Le couturier Ted Lapidus est mort

MODE Il avait habillé Brigitte Bardot ou Alain Delon, son style safari avait...

Avec agence

— 

Ted Lapidus n’est plus. Le couturier, qui avait eu son heure de gloire dans les années 1960 et 1970 avec une mode unisexe ou le style safari, est mort lundi à l'âge de 79 ans à l'hôpital de Cannes.


«Il s'est éteint à 14H30. Il souffrait depuis plusieurs années d'une leucémie et est décédé des suites d'une insuffisance respiratoire», a déclaré à l'AFP sa soeur et couturière Rose Torrente-Mett. Il  doit être inhumé vendredi au père Lachaise à Paris.


Delon et Bardot


Edmond Lapidus, dit Ted Lapidus, était né le 23 juin 1929 à Paris. Ce fils de tailleurs russe émigré «avait ouvert sa maison en 1958 et Annabelle Buffet avait été un de ses premiers mannequins», a raconté à l'AFP Rose Torrente, ajoutant qu'il avait habillé Brigitte Bardot ou Alain Delon. Pour elle, «Ted a été le premier couturier de la nouvelle vague».


Ted Lapidus, connu également pour avoir lancé le style militaire et les pattes d'épaule, a été admis au sein de la chambre syndicale de la couture parisienne en 1964.


Mais Rose Torrente regrette que Ted Lapidus n'ait pas eu la reconnaissance qu'il méritait. «C'était un grand couturier mais il n'a pas eu la chance de rencontrer son Pierre Bergé», allusion au couple que formaient Yves Saint Laurent et Pierre Bergé, le premier à la création et le second à la gestion.


«Couturier de la rue»


La maison Ted Lapidus rencontre très vite le succès lui permettant de devenir «l'un des fers de lance d'un mouvement qui dans les années 60 et 70 destitue la haute couture et révolutionne la mode», selon le «dictionnaire international de la mode».


Ted lapidus se définissait comme le couturier de la rue.
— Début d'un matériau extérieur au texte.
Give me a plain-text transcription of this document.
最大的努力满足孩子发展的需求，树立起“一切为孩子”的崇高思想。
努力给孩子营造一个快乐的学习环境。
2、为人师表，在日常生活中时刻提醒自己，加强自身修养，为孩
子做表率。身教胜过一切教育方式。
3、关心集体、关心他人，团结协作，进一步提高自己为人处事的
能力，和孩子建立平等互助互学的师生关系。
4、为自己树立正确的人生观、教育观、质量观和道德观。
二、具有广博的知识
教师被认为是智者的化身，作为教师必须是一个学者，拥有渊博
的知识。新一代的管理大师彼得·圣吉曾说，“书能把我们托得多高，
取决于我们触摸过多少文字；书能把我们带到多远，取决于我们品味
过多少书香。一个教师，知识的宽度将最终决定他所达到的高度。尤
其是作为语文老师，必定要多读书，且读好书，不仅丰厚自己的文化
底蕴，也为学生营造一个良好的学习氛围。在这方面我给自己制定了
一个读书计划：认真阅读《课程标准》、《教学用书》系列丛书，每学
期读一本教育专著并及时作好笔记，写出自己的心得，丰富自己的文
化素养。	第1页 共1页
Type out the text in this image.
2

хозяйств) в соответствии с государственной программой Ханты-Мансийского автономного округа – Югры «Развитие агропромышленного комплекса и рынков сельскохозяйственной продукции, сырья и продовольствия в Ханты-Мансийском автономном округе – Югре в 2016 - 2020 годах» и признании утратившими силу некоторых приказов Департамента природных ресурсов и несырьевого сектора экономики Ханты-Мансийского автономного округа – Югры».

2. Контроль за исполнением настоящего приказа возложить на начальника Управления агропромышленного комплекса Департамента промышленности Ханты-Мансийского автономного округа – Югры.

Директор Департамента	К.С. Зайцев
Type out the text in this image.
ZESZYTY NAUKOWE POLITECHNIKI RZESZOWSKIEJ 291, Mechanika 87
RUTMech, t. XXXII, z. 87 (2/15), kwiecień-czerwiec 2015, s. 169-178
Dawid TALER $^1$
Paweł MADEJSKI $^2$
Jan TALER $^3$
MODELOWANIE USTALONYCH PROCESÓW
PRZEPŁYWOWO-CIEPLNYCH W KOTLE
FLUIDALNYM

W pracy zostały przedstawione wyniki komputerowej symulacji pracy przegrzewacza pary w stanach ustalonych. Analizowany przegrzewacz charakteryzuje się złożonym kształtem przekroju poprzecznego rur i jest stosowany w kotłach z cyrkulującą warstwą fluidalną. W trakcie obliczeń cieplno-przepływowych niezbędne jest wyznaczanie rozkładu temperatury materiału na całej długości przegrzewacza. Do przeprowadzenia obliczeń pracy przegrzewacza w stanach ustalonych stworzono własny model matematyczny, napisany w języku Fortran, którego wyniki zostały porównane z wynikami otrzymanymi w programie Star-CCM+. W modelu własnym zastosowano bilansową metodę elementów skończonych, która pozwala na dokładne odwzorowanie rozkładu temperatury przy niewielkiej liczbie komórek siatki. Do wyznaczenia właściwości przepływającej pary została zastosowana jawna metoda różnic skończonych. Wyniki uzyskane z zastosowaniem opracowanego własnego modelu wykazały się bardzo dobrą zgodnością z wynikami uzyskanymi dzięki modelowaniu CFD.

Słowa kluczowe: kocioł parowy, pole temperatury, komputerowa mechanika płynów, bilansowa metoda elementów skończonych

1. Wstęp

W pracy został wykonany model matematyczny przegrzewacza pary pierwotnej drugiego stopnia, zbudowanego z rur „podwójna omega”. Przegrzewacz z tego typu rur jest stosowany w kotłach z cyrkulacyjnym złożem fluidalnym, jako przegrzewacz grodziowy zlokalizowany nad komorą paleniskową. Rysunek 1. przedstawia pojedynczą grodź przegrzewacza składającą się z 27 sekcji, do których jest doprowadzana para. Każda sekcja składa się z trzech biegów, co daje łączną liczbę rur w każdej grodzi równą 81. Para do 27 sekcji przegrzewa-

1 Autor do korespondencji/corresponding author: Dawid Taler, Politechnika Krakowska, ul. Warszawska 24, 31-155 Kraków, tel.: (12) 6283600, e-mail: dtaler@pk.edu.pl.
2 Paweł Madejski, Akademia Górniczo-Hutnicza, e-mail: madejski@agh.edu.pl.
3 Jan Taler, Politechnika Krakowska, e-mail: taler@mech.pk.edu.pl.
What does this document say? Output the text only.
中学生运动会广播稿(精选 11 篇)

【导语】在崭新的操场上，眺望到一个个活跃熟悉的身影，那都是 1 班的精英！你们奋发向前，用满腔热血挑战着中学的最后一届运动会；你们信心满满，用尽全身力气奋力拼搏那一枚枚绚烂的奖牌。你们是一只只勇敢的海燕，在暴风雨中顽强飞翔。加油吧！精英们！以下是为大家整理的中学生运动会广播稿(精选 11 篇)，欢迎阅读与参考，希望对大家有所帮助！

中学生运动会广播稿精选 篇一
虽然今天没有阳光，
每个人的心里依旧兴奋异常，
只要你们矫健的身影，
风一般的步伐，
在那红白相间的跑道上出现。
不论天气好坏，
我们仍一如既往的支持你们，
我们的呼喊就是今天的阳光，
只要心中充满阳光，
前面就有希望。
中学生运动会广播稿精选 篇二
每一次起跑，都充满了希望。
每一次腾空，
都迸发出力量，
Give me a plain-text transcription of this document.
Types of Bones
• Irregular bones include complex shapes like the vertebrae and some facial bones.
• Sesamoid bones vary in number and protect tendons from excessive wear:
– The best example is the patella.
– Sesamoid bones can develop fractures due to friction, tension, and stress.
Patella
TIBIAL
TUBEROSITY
Le couturier, qui est passé par le Japon, voulait appliquer les principes de la production normalisée au service d'une mode de qualité. «Avec une bonne main d'oeuvre, il n'y a aucune raison que ce ne soit pas en usine aussi bien qu'à la maison», disait-il.


Dans les années 70, la maison forte de sa notoriété se lance dans une politique intensive de licences et se diversifie. Avec les années 1980, la griffe cherche un second souffle tandis que se succèdent les rachats de l'entreprise.


Plusieurs conflits ont opposé le père et son fils Olivier sur l'utilisation de leur patronyme. Ils s'étaient réconciliés et Olivier avait succédé à son père à la tête de la haute couture.


«On ne s'est jamais brouillé réellement. Nous avions des problèmes liés à la présence de deux Lapidus sur la mode mais on s'est beaucoup aimés et ce soir c'est un fils qui pleure son père», confie Olivier.